For clinicians and academic investigators, several practical questions may serve as an internal governance checklist as follows: •

Is the AI model’s context of use clearly described in the protocol?

•

Has the model been externally validated in a population comparable to the trial cohort?

•

Are model updates frozen during pivotal trial phases?

•

Is there a documented plan for monitoring performance drift?

•

Are data provenance and subgroup performance analyses documented in a format suitable for regulatory review?

Embedding these considerations early in protocol development can reduce downstream regulatory risk and strengthen evidentiary credibility.

From Principles to Practice: Building Institutional Readiness

Operationalizing the FDA–EMA Guiding Principles requires institutional commitment (Fig. 1) as follows:

Fig. 1.

Artificial intelligence in oncology drug development.

•

Build and maintain a comprehensive AI inventory documenting context of use, risk classification, validation evidence, and accountable leadership.

•

Establish cross-functional governance infrastructure with defined decision-making authority.

•

Integrate AI oversight into GxP-compliant quality management systems.

•

Invest in bidirectional AI literacy—training clinicians on AI fundamentals and data scientists on regulatory and oncology development standards.

•

Engage regulators early when deploying novel or high-impact AI systems.
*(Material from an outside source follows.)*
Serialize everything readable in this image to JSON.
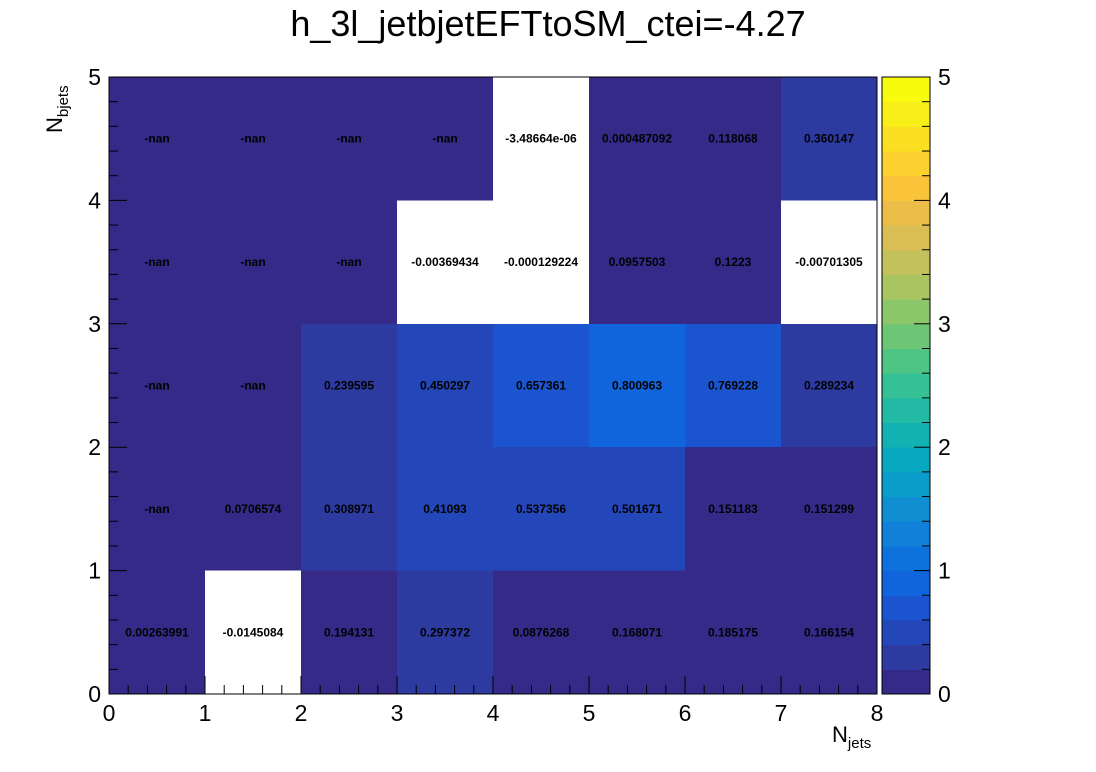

These principles also align with broader global AI governance trends. Institutions operating internationally should anticipate increasing convergence between drug regulatory expectations and cross-sector AI governance frameworks.

Conclusion: From Compliance to Regulatory and Scientific Excellence

The FDA–EMA Guiding Principles mark a new phase in AI-enabled oncology drug development—one defined by harmonized expectations, governance maturity, and operational accountability. They are not aspirational ideals; they represent the emerging baseline for regulatory-grade AI.

Organizations that treat these principles as a structured governance roadmap will be positioned not only to mitigate regulatory risk but also to enhance evidentiary rigor and patient trust. In oncology, where therapeutic decisions carry profound consequences, robust AI governance is not merely a compliance obligation—it is a scientific and ethical imperative.